In this 3.5-hour long workshop, participants will follow design thinking principles and use a technique called “gamestorming” to develop:

  • A definition of their own ideal DH community of practice
  • An initial list of current knowledge, skills, and interest levels at their campus
  • A list of potential areas of interest to focus on (i.e., data analysis & visualization, topic modeling, GIS, multimedia publication with Omeka or Scalar, etc.)
  • An initial inventory of the infrastructure they will need in place to support their DH community
  • Ideas about how to fill gaps in that infrastructure
  • A list of campus champions or potential champions and other support structures

Using the Claremont Colleges Library as a case study, Digital Scholarship Coordinator Ashley Sanders will offer ideas and suggestions about how to build capacity within the library and the broader campus community to support and advance digital humanities projects and digital scholarship, more broadly. For example, to meet the needs of interested but inexperienced faculty members, Ashley offers a six-week course to introduce Digital Humanities concepts and methodologies.

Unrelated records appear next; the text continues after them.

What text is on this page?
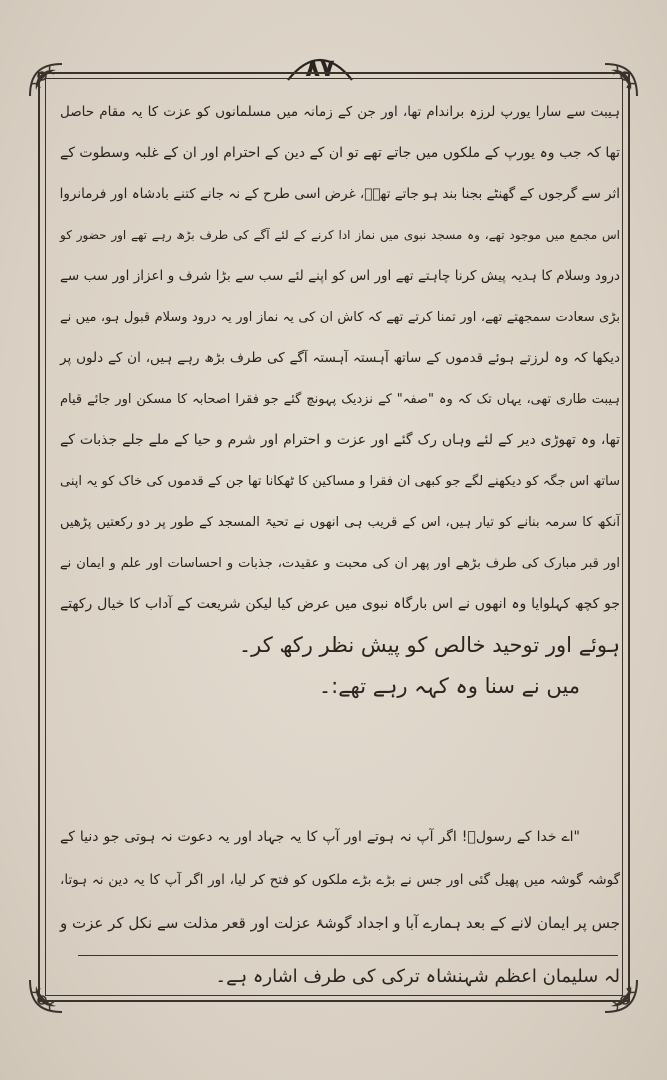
۸۷
ہیبت سے سارا یورپ لرزہ براندام تھا، اور جن کے زمانہ میں مسلمانوں کو عزت کا یہ مقام حاصل
تھا کہ جب وہ یورپ کے ملکوں میں جاتے تھے تو ان کے دین کے احترام اور ان کے غلبہ وسطوت کے
اثر سے گرجوں کے گھنٹے بجنا بند ہو جاتے تھےؔ، غرض اسی طرح کے نہ جانے کتنے بادشاہ اور فرمانروا
اس مجمع میں موجود تھے، وہ مسجد نبوی میں نماز ادا کرنے کے لئے آگے کی طرف بڑھ رہے تھے اور حضور کو
درود وسلام کا ہدیہ پیش کرنا چاہتے تھے اور اس کو اپنے لئے سب سے بڑا شرف و اعزاز اور سب سے
بڑی سعادت سمجھتے تھے، اور تمنا کرتے تھے کہ کاش ان کی یہ نماز اور یہ درود وسلام قبول ہو، میں نے
دیکھا کہ وہ لرزتے ہوئے قدموں کے ساتھ آہستہ آہستہ آگے کی طرف بڑھ رہے ہیں، ان کے دلوں پر
ہیبت طاری تھی، یہاں تک کہ وہ "صفہ" کے نزدیک پہونچ گئے جو فقرا اصحابہ کا مسکن اور جائے قیام
تھا، وہ تھوڑی دیر کے لئے وہاں رک گئے اور عزت و احترام اور شرم و حیا کے ملے جلے جذبات کے
ساتھ اس جگہ کو دیکھنے لگے جو کبھی ان فقرا و مساکین کا ٹھکانا تھا جن کے قدموں کی خاک کو یہ اپنی
آنکھ کا سرمہ بنانے کو تیار ہیں، اس کے قریب ہی انھوں نے تحیۃ المسجد کے طور پر دو رکعتیں پڑھیں
اور قبر مبارک کی طرف بڑھے اور پھر ان کی محبت و عقیدت، جذبات و احساسات اور علم و ایمان نے
جو کچھ کہلوایا وہ انھوں نے اس بارگاہ نبوی میں عرض کیا لیکن شریعت کے آداب کا خیال رکھتے
ہوئے اور توحید خالص کو پیش نظر رکھ کر۔
میں نے سنا وہ کہہ رہے تھے:۔
"اے خدا کے رسولؐ! اگر آپ نہ ہوتے اور آپ کا یہ جہاد اور یہ دعوت نہ ہوتی جو دنیا کے
گوشہ گوشہ میں پھیل گئی اور جس نے بڑے بڑے ملکوں کو فتح کر لیا، اور اگر آپ کا یہ دین نہ ہوتا،
جس پر ایمان لانے کے بعد ہمارے آبا و اجداد گوشۂ عزلت اور قعر مذلت سے نکل کر عزت و
لہ سلیمان اعظم شہنشاہ ترکی کی طرف اشارہ ہے۔
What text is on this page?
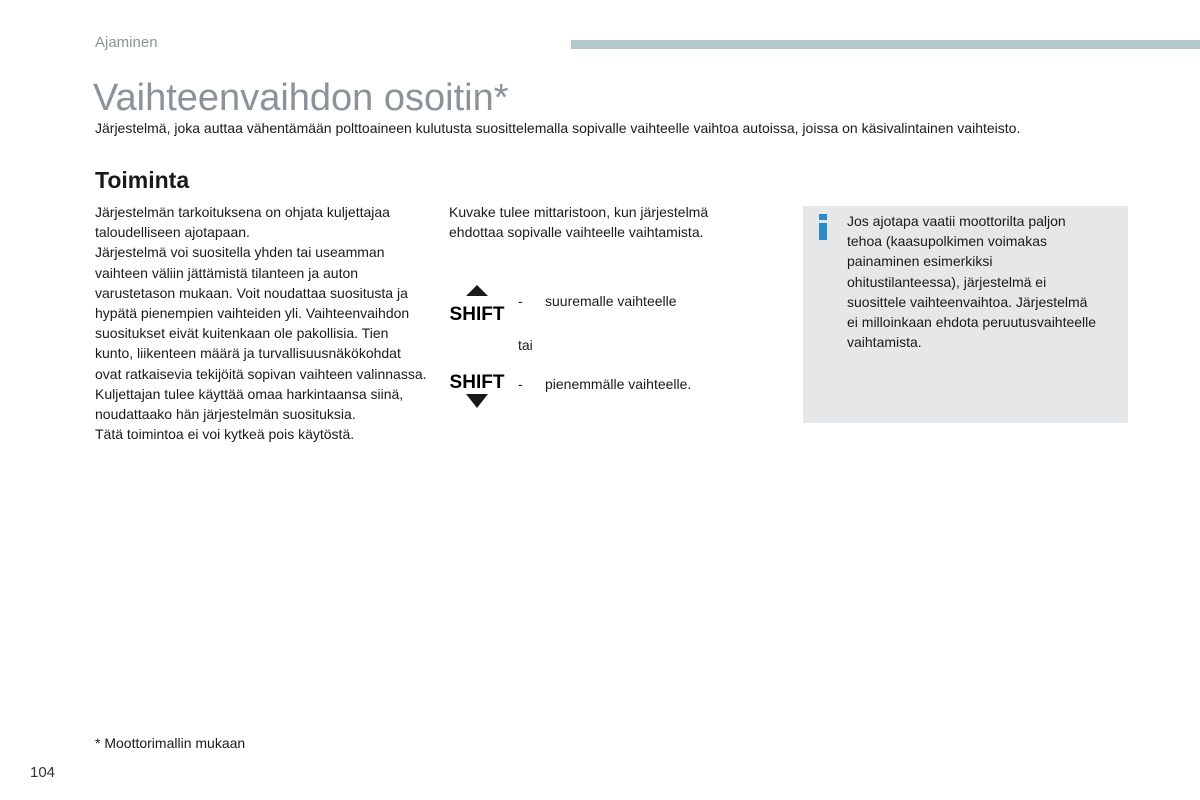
Ajaminen
Vaihteenvaihdon osoitin*
Järjestelmä, joka auttaa vähentämään polttoaineen kulutusta suosittelemalla sopivalle vaihteelle vaihtoa autoissa, joissa on käsivalintainen vaihteisto.
Toiminta

Järjestelmän tarkoituksena on ohjata kuljettajaa taloudelliseen ajotapaan.

Järjestelmä voi suositella yhden tai useamman vaihteen väliin jättämistä tilanteen ja auton varustetason mukaan. Voit noudattaa suositusta ja hypätä pienempien vaihteiden yli. Vaihteenvaihdon suositukset eivät kuitenkaan ole pakollisia. Tien kunto, liikenteen määrä ja turvallisuusnäkökohdat ovat ratkaisevia tekijöitä sopivan vaihteen valinnassa. Kuljettajan tulee käyttää omaa harkintaansa siinä, noudattaako hän järjestelmän suosituksia.

Tätä toimintoa ei voi kytkeä pois käytöstä.

Kuvake tulee mittaristoon, kun järjestelmä ehdottaa sopivalle vaihteelle vaihtamista.
SHIFT
SHIFT
- suuremalle vaihteelle
tai
- pienemmälle vaihteelle.
Jos ajotapa vaatii moottorilta paljon tehoa (kaasupolkimen voimakas painaminen esimerkiksi ohitustilanteessa), järjestelmä ei suosittele vaihteenvaihtoa. Järjestelmä ei milloinkaan ehdota peruutusvaihteelle vaihtamista.
* Moottorimallin mukaan
104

Each week, participants examine a different trend or methodology, including data visualization, spatial and temporal visualizations, network analysis, and topic modeling. To build capacity to support DH projects at the Claremont Colleges, she also facilitates a series of professional development workshops on a range of digital scholarship topics specifically for librarians, including a five-week course on DH (available at http://dhatccl101.com), DH project consultations, digital identity and security, author rights, copyright and fair use, and more. The course and workshop series will be presented, along with commentary about what has worked well so far and lessons learned.

In short, participants will walk away with an initial plan of action to begin building capacity for DH work, complete with resources, contacts for further information, tips, tricks, and best practices.